On Mar 24, 2007, at 12:49 AM, Norman Palardy wrote:

>
> On Mar 23, 2007, at 8:52 PM, Guyren Howe wrote:
>
>> On Mar 23, 2007, at 8:48 PM, Guyren Howe wrote:
>>
>>> Why should returning a single value be easy but multiple values be a
>>> pain in the proverbial? I don't see anything special about returning
>>> one value.

If REAL is to eventually provide a means to create DLL's / plugins  
for other tools (like Photoshop) they'll need to adhere to standard  
calling conventions for the various architectures they compile for.
That includes adhering to the mechanisms already in place for  
returning values from called functions.
I'd bet this includes returning one result in a register (which  
mostly means returning one result)

Having to make it so a function can "know" what language called it so  
it can adhere to certain calling conventions could be problematic  
(ie/ IF called by RB then I can return values in one way and if  
called by a C function then call it another way)

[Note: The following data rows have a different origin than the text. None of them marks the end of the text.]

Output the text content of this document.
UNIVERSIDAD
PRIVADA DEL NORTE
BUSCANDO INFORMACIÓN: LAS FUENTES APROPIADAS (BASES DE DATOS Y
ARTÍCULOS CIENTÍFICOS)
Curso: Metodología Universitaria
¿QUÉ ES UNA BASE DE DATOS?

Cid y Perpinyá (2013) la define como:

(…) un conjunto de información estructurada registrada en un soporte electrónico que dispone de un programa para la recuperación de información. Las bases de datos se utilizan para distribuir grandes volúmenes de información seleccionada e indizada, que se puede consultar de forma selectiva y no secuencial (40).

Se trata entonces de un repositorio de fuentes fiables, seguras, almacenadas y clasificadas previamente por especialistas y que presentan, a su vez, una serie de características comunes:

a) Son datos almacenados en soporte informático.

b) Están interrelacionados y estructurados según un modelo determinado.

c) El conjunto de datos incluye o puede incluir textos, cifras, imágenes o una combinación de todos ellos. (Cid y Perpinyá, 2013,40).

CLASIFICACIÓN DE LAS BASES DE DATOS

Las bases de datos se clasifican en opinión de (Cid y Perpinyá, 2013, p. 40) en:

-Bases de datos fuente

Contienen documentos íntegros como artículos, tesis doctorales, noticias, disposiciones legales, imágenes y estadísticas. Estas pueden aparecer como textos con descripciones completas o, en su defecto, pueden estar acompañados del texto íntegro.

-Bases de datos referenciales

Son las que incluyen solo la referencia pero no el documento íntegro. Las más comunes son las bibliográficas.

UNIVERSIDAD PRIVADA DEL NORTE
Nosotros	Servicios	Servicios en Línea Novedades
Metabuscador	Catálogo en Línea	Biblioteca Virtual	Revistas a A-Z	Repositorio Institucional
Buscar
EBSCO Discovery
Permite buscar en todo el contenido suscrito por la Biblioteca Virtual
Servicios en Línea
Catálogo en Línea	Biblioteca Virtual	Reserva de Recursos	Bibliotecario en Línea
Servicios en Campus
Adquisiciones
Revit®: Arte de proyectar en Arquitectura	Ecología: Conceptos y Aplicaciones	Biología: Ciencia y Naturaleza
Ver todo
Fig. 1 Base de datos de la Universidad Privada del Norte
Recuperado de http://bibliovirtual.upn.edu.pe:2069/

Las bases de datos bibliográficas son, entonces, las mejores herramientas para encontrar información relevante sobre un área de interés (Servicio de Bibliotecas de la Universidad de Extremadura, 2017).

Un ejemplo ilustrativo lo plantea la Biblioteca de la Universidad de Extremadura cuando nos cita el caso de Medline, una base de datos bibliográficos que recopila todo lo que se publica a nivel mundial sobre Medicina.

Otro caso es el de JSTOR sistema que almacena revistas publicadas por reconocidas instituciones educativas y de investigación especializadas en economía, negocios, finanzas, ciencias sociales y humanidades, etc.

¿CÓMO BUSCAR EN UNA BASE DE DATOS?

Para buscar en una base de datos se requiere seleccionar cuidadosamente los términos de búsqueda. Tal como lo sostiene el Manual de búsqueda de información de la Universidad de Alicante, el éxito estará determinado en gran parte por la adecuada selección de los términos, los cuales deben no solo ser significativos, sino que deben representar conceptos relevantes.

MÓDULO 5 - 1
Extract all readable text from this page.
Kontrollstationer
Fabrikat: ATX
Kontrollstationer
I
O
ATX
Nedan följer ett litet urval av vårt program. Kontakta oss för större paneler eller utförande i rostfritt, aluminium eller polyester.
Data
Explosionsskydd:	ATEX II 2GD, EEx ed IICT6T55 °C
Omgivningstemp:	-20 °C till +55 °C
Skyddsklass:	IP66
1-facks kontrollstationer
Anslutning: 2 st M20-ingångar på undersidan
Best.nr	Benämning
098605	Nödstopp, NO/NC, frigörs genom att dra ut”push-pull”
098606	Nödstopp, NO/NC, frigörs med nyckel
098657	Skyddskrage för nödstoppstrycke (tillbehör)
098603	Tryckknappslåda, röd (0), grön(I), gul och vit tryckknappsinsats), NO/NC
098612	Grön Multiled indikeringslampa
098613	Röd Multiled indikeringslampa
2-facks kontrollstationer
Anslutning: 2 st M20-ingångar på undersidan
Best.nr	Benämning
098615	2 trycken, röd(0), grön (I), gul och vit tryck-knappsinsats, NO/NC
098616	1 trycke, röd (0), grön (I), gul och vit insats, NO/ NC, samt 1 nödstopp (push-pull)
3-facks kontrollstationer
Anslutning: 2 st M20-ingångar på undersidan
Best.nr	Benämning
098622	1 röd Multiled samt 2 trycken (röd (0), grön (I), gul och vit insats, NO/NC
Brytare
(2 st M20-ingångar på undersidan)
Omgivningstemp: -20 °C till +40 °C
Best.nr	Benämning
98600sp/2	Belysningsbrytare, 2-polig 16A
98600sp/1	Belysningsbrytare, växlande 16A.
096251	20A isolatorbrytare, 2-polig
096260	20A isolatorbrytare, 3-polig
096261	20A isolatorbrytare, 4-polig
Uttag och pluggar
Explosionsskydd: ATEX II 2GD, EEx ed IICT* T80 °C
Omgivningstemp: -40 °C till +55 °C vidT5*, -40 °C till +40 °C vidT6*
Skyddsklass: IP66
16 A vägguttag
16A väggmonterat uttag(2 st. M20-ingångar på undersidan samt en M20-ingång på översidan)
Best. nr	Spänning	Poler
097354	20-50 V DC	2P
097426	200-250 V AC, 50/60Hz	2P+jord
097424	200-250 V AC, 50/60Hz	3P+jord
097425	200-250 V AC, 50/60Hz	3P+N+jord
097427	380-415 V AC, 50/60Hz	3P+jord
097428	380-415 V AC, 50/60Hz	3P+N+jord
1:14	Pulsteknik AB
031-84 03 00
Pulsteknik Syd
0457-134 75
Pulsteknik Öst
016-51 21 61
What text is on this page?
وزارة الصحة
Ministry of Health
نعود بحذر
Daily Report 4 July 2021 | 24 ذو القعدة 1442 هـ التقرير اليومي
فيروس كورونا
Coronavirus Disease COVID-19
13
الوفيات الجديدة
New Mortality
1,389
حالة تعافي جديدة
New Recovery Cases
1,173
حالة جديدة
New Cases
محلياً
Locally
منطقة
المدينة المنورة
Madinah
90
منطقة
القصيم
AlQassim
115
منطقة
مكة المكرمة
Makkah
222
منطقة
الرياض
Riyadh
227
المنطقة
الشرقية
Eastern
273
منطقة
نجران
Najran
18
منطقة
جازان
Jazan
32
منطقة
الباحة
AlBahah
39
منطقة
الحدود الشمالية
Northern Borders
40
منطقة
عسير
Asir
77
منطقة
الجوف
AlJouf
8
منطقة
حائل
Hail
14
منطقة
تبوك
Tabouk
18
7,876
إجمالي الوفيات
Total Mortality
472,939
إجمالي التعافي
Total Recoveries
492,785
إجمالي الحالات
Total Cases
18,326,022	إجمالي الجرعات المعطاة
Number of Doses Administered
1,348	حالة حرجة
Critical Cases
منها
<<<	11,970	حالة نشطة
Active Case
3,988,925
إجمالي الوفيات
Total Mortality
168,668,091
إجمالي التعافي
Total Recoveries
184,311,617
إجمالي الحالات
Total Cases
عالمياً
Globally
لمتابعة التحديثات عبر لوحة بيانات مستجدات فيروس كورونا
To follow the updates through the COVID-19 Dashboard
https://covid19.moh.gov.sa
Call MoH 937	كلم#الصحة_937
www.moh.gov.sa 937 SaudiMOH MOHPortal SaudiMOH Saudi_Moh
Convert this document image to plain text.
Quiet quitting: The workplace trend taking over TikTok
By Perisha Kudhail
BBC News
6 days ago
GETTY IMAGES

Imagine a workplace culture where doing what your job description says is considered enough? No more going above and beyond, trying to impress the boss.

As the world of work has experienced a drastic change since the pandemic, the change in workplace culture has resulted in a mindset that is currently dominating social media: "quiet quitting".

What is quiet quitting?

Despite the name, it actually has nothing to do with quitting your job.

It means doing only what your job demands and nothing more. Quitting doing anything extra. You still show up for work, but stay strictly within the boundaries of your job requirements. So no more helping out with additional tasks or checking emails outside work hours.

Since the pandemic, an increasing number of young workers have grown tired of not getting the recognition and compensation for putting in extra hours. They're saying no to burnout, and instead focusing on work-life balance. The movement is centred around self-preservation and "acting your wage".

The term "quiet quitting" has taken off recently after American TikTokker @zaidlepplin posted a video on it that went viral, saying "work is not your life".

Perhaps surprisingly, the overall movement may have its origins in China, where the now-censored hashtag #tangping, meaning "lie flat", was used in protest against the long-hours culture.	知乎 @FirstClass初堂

This seems especially true when using an RB function in a callback  
where the calling conventions MUST be adhered to and the RB function  
has no real way to determine if it was called by an external C  
function or an internal RB function (as that same function could be  
called by either means)

But without some kind of confirmation by Mars as to whether this  
suspicion is indeed true it's just speculation.